El dólar logró su primer avance frente al euro en los últimos tres días. No obstante, el billete verde llegó a cotizar por encima de 1,34 unidades por euro durante la sesión. Los inversores tomaron posiciones en el dólar después de que Jeffrey Lacker, presidente de la Fed de Richmond, asegurara que Greenspan podría seguir elevando el precio oficial del dinero en EE UU, actualmente en el 2,25%, aunque no se den tensiones inflacionistas en la primera economía mundial.
Antes de que se celebrara la última reunión del año de la Fed, los expertos consideraban que el comportamiento de los precios y la influencia de la subida de los precios del petróleo podrían influir para que Greenspan decretara un parón en la tendencia alcista de los tipos de interés. Sin embargo, la Fed no sólo subió el precio oficial del dinero sino que también confirmó que continuará haciéndolo, siempre de forma moderada.

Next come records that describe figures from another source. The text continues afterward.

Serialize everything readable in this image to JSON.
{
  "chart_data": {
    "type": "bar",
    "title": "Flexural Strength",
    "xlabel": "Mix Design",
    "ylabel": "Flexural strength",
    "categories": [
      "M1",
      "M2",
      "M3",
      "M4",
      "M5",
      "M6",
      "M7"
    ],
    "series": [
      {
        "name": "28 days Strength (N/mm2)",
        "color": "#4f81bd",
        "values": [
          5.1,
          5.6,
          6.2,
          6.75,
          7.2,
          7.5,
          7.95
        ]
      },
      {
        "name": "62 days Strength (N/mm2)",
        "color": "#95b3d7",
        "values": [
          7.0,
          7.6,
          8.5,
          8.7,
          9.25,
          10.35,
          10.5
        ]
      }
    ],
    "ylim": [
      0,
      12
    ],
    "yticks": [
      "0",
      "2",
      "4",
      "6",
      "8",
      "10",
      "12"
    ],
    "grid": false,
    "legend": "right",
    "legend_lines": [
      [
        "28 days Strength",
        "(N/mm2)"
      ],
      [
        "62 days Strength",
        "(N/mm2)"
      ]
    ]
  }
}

La comparecencia de Lacker, aguardada con expectación por los inversores, puso de manifiesto que la política monetaria de EE UU continuará por el mismo camino que en este ejercicio, en el que los tipos han subido 125 puntos básicos desde junio.
Mientras, el euro sufría descensos después de que el instituto Ifo, que elabora el índice de confianza empresarial en Alemania, revisara a la baja sus estimaciones de crecimiento para la primera economía europea en 2005, que ahora se han situado en el 1,2%, tres décimas por debajo de los estimado anteriormente.